AMD's notebook PC share climbs to an all-time high of nearly 20%

AMD's notebook PC share climbs to an all-time high of nearly 20%

Latest market share figures bear out what AMD has already told us -- that its mobile Ryzen 4000 chip is at the top of its game

Credit: Dreamstime

AMD’s share in the notebook PC market is now the highest ever, just under 20 per cent, according to new research findings.

AMD’s market share of X86 notebook PCs now stands at an all-time high of 19.9 per cent, according to the company, citing a report by analyst firm Mercury Research. Though PCWorld did not have access to the full report, Dean McCarron, the Mercury analyst who authored it, confirmed the accuracy of AMD’s statement in an email.

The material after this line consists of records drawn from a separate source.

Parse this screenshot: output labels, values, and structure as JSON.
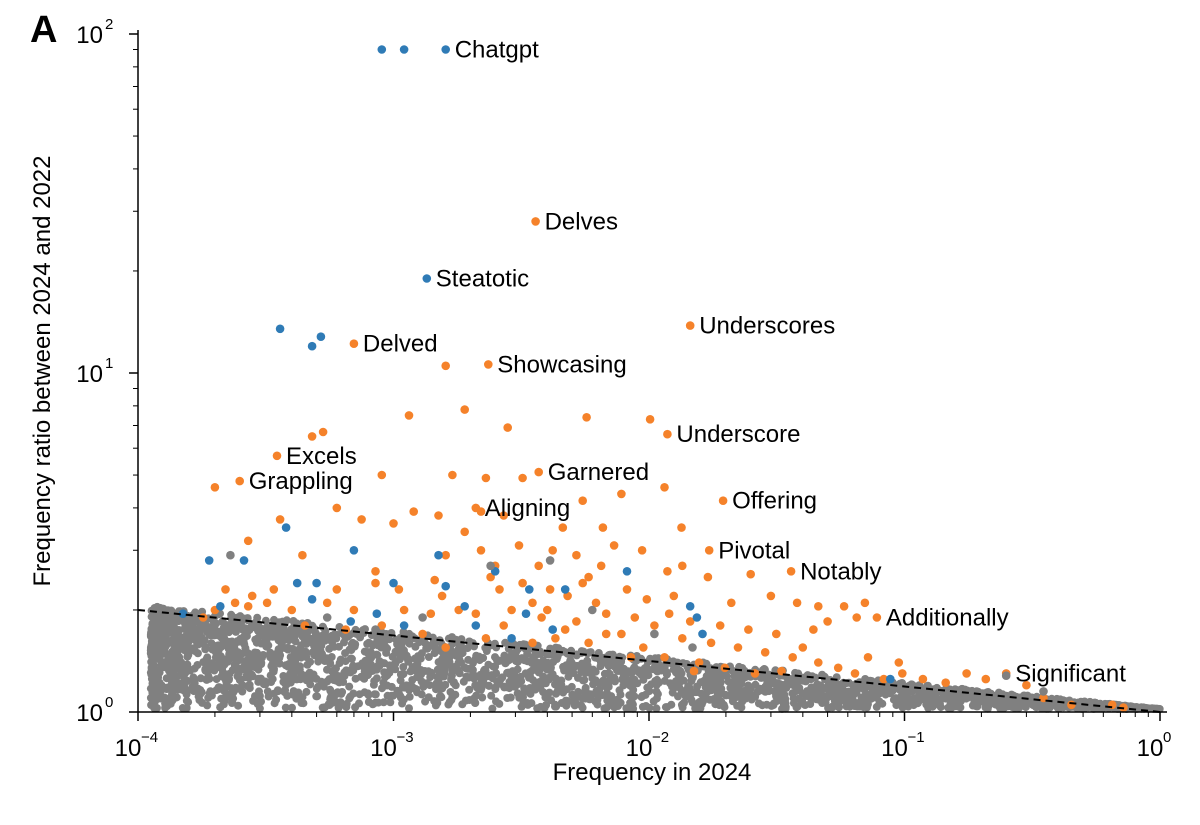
{
  "panel_label": "A",
  "chart_data": {
    "type": "scatter",
    "xlabel": "Frequency in 2024",
    "ylabel": "Frequency ratio between 2024 and 2022",
    "xscale": "log",
    "yscale": "log",
    "xlim": [
      0.0001,
      1
    ],
    "ylim": [
      1,
      100
    ],
    "grid": false,
    "x_ticks": [
      {
        "value": 0.0001,
        "base": "10",
        "exp": "−4"
      },
      {
        "value": 0.001,
        "base": "10",
        "exp": "−3"
      },
      {
        "value": 0.01,
        "base": "10",
        "exp": "−2"
      },
      {
        "value": 0.1,
        "base": "10",
        "exp": "−1"
      },
      {
        "value": 1,
        "base": "10",
        "exp": "0"
      }
    ],
    "y_ticks": [
      {
        "value": 1,
        "base": "10",
        "exp": "0"
      },
      {
        "value": 10,
        "base": "10",
        "exp": "1"
      },
      {
        "value": 100,
        "base": "10",
        "exp": "2"
      }
    ],
    "colors": {
      "orange": "#f5822a",
      "blue": "#2f7bb6",
      "gray": "#808080"
    },
    "reference_line": {
      "style": "dashed",
      "color": "#000000",
      "points": [
        [
          0.0001,
          2.0
        ],
        [
          1,
          1.0
        ]
      ]
    },
    "annotations": [
      {
        "text": "Chatgpt",
        "x": 0.0016,
        "y": 90
      },
      {
        "text": "Delves",
        "x": 0.0036,
        "y": 28
      },
      {
        "text": "Steatotic",
        "x": 0.00135,
        "y": 19
      },
      {
        "text": "Underscores",
        "x": 0.0145,
        "y": 13.8
      },
      {
        "text": "Delved",
        "x": 0.0007,
        "y": 12.2
      },
      {
        "text": "Showcasing",
        "x": 0.00235,
        "y": 10.6
      },
      {
        "text": "Underscore",
        "x": 0.0118,
        "y": 6.6
      },
      {
        "text": "Excels",
        "x": 0.00035,
        "y": 5.7
      },
      {
        "text": "Garnered",
        "x": 0.0037,
        "y": 5.1
      },
      {
        "text": "Grappling",
        "x": 0.00025,
        "y": 4.8
      },
      {
        "text": "Aligning",
        "x": 0.0021,
        "y": 4.0
      },
      {
        "text": "Offering",
        "x": 0.0195,
        "y": 4.2
      },
      {
        "text": "Pivotal",
        "x": 0.0172,
        "y": 3.0
      },
      {
        "text": "Notably",
        "x": 0.036,
        "y": 2.6
      },
      {
        "text": "Additionally",
        "x": 0.078,
        "y": 1.9
      },
      {
        "text": "Significant",
        "x": 0.25,
        "y": 1.3
      }
    ],
    "series": [
      {
        "color": "orange",
        "points": [
          [
            0.0036,
            28
          ],
          [
            0.0145,
            13.8
          ],
          [
            0.0007,
            12.2
          ],
          [
            0.00235,
            10.6
          ],
          [
            0.0016,
            10.5
          ],
          [
            0.0118,
            6.6
          ],
          [
            0.00035,
            5.7
          ],
          [
            0.0037,
            5.1
          ],
          [
            0.00025,
            4.8
          ],
          [
            0.0021,
            4.0
          ],
          [
            0.0195,
            4.2
          ],
          [
            0.0172,
            3.0
          ],
          [
            0.036,
            2.6
          ],
          [
            0.078,
            1.9
          ],
          [
            0.00115,
            7.5
          ],
          [
            0.0019,
            7.8
          ],
          [
            0.0057,
            7.4
          ],
          [
            0.0101,
            7.3
          ],
          [
            0.00053,
            6.7
          ],
          [
            0.00048,
            6.5
          ],
          [
            0.0028,
            6.9
          ],
          [
            0.0009,
            5.0
          ],
          [
            0.0002,
            4.6
          ],
          [
            0.0017,
            5.0
          ],
          [
            0.0023,
            4.9
          ],
          [
            0.0032,
            4.9
          ],
          [
            0.0078,
            4.4
          ],
          [
            0.0115,
            4.6
          ],
          [
            0.0055,
            4.2
          ],
          [
            0.0006,
            4.0
          ],
          [
            0.0012,
            3.9
          ],
          [
            0.0015,
            3.8
          ],
          [
            0.0027,
            3.8
          ],
          [
            0.00075,
            3.7
          ],
          [
            0.001,
            3.6
          ],
          [
            0.0046,
            3.5
          ],
          [
            0.0066,
            3.5
          ],
          [
            0.0134,
            3.5
          ],
          [
            0.00036,
            3.7
          ],
          [
            0.00027,
            3.2
          ],
          [
            0.0031,
            3.1
          ],
          [
            0.0042,
            3.0
          ],
          [
            0.0022,
            3.0
          ],
          [
            0.0094,
            3.0
          ],
          [
            0.0016,
            2.9
          ],
          [
            0.00044,
            2.9
          ],
          [
            0.0025,
            2.7
          ],
          [
            0.0065,
            2.7
          ],
          [
            0.0118,
            2.6
          ],
          [
            0.017,
            2.5
          ],
          [
            0.025,
            2.55
          ],
          [
            0.0058,
            2.5
          ],
          [
            0.00085,
            2.6
          ],
          [
            0.00022,
            2.3
          ],
          [
            0.0026,
            2.3
          ],
          [
            0.0041,
            2.3
          ],
          [
            0.0055,
            2.4
          ],
          [
            0.0082,
            2.3
          ],
          [
            0.0125,
            2.2
          ],
          [
            0.0048,
            2.2
          ],
          [
            0.0035,
            2.1
          ],
          [
            0.021,
            2.1
          ],
          [
            0.03,
            2.2
          ],
          [
            0.038,
            2.1
          ],
          [
            0.046,
            2.05
          ],
          [
            0.058,
            2.05
          ],
          [
            0.07,
            2.1
          ],
          [
            0.065,
            1.9
          ],
          [
            0.05,
            1.85
          ],
          [
            0.044,
            1.75
          ],
          [
            0.0002,
            2.0
          ],
          [
            0.00024,
            2.1
          ],
          [
            0.00028,
            2.2
          ],
          [
            0.00032,
            2.1
          ],
          [
            0.0004,
            2.0
          ],
          [
            0.00055,
            2.1
          ],
          [
            0.0007,
            2.0
          ],
          [
            0.0011,
            2.0
          ],
          [
            0.0014,
            1.95
          ],
          [
            0.0018,
            2.0
          ],
          [
            0.0021,
            1.95
          ],
          [
            0.0029,
            2.0
          ],
          [
            0.0038,
            1.9
          ],
          [
            0.0052,
            1.85
          ],
          [
            0.0068,
            1.95
          ],
          [
            0.0088,
            1.9
          ],
          [
            0.0105,
            1.8
          ],
          [
            0.0145,
            1.85
          ],
          [
            0.019,
            1.8
          ],
          [
            0.0245,
            1.75
          ],
          [
            0.0315,
            1.7
          ],
          [
            0.0027,
            1.8
          ],
          [
            0.0047,
            1.75
          ],
          [
            0.0078,
            1.7
          ],
          [
            0.0135,
            1.65
          ],
          [
            0.0175,
            1.6
          ],
          [
            0.0223,
            1.55
          ],
          [
            0.0285,
            1.5
          ],
          [
            0.0365,
            1.45
          ],
          [
            0.046,
            1.4
          ],
          [
            0.055,
            1.35
          ],
          [
            0.064,
            1.3
          ],
          [
            0.083,
            1.25
          ],
          [
            0.098,
            1.3
          ],
          [
            0.118,
            1.25
          ],
          [
            0.145,
            1.22
          ],
          [
            0.175,
            1.3
          ],
          [
            0.208,
            1.25
          ],
          [
            0.25,
            1.3
          ],
          [
            0.3,
            1.2
          ],
          [
            0.35,
            1.1
          ],
          [
            0.45,
            1.05
          ],
          [
            0.65,
            1.05
          ],
          [
            0.72,
            1.03
          ],
          [
            0.095,
            1.4
          ],
          [
            0.072,
            1.45
          ],
          [
            0.04,
            1.55
          ],
          [
            0.0035,
            1.6
          ],
          [
            0.0058,
            1.6
          ],
          [
            0.0095,
            1.55
          ],
          [
            0.0013,
            1.7
          ],
          [
            0.0009,
            1.8
          ],
          [
            0.00065,
            1.75
          ],
          [
            0.00045,
            1.8
          ],
          [
            0.0023,
            1.65
          ],
          [
            0.0016,
            1.55
          ],
          [
            0.0115,
            1.45
          ],
          [
            0.0157,
            1.4
          ],
          [
            0.0198,
            1.35
          ],
          [
            0.026,
            1.3
          ],
          [
            0.033,
            1.32
          ],
          [
            0.015,
            1.32
          ],
          [
            0.0085,
            1.45
          ],
          [
            0.00018,
            1.9
          ],
          [
            0.00034,
            2.3
          ],
          [
            0.00027,
            2.05
          ],
          [
            0.00105,
            2.3
          ],
          [
            0.00155,
            2.2
          ],
          [
            0.0024,
            2.5
          ],
          [
            0.0037,
            2.7
          ],
          [
            0.0052,
            2.9
          ],
          [
            0.0135,
            2.7
          ],
          [
            0.0073,
            3.1
          ],
          [
            0.0019,
            3.4
          ],
          [
            0.0022,
            3.9
          ],
          [
            0.00085,
            2.4
          ],
          [
            0.0006,
            2.3
          ],
          [
            0.004,
            2.0
          ],
          [
            0.0062,
            2.1
          ],
          [
            0.0098,
            2.15
          ],
          [
            0.0043,
            1.65
          ],
          [
            0.0068,
            1.7
          ],
          [
            0.012,
            1.95
          ],
          [
            0.0032,
            2.4
          ],
          [
            0.00145,
            2.45
          ]
        ]
      },
      {
        "color": "blue",
        "points": [
          [
            0.0009,
            90
          ],
          [
            0.0011,
            90
          ],
          [
            0.0016,
            90
          ],
          [
            0.00135,
            19
          ],
          [
            0.00036,
            13.5
          ],
          [
            0.00048,
            12
          ],
          [
            0.00052,
            12.8
          ],
          [
            0.00019,
            2.8
          ],
          [
            0.00026,
            2.8
          ],
          [
            0.00038,
            3.5
          ],
          [
            0.0007,
            3.0
          ],
          [
            0.0015,
            2.9
          ],
          [
            0.0025,
            2.6
          ],
          [
            0.0082,
            2.6
          ],
          [
            0.00042,
            2.4
          ],
          [
            0.0005,
            2.4
          ],
          [
            0.001,
            2.4
          ],
          [
            0.0016,
            2.35
          ],
          [
            0.0034,
            2.3
          ],
          [
            0.0047,
            2.3
          ],
          [
            0.0145,
            2.05
          ],
          [
            0.0154,
            1.9
          ],
          [
            0.00068,
            1.85
          ],
          [
            0.0011,
            1.8
          ],
          [
            0.0021,
            1.8
          ],
          [
            0.0029,
            1.65
          ],
          [
            0.0042,
            1.75
          ],
          [
            0.0162,
            1.7
          ],
          [
            0.088,
            1.25
          ],
          [
            0.00015,
            1.95
          ],
          [
            0.00021,
            2.05
          ],
          [
            0.00048,
            2.15
          ],
          [
            0.00086,
            1.95
          ],
          [
            0.0019,
            2.05
          ],
          [
            0.0033,
            1.95
          ]
        ]
      },
      {
        "color": "gray",
        "points": [
          [
            0.00023,
            2.9
          ],
          [
            0.00055,
            1.9
          ],
          [
            0.0013,
            1.9
          ],
          [
            0.0024,
            2.7
          ],
          [
            0.0041,
            2.8
          ],
          [
            0.006,
            2.0
          ],
          [
            0.0105,
            1.7
          ],
          [
            0.0148,
            1.55
          ],
          [
            0.00085,
            1.75
          ],
          [
            0.0018,
            1.6
          ],
          [
            0.25,
            1.28
          ],
          [
            0.35,
            1.15
          ],
          [
            0.2,
            1.1
          ]
        ]
      }
    ]
  }
}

Though neither AMD nor Mercury cited the reasons for AMD’s strength in the notebook PC market, it’s reasonable to assume that AMD’s mobile Ryzen 4000 is the cause.

AMD’s latest mobile chip is blowing away Intel in terms of performance. Notebook sales more than doubled during AMD’s recent quarter. AMD’s mobile Ryzen 4000 now powers 54 notebooks, and there are 30 more waiting in the wings, AMD CEO Lisa Su said.

Meanwhile, AMD’s share of the desktop X86 PC market is nearly as high, at 19.2 per cent. This is the highest share of the desktop PC market for AMD since the first quarter of 2014, when AMD was shipping desktop processors based upon the “Jaguar” architecture.

In terms of overall share in the X86 client market, (excluding IoT) AMD stands at 19.7 per cent, its highest point since the first quarter of 2012. AMD’s overall X86 share, factoring in everything, is 18.3 per cent, according to the Mercury numbers cited by AMD.

Intel’s numbers were not immediately available—though, based upon the traditional dichotomy of the PC market, any gains by AMD reflect losses by Intel. Intel’s second quarter results were excellent; it was just its outlook, and its manufacturing roadmap, that concerned Wall Street.

Intel now says that it can address the low end of the PC market in addition to the “many core” processors it initially prioritised during the quarters when it was unable to make enough chips.

“We expect our share to improve throughout the remainder of the year as we begin to recover unit share in notebooks utilising our smaller core products which we have not been able to fully serve given the strength of demand for our large-core products,” Intel CFO George Davis said during the call.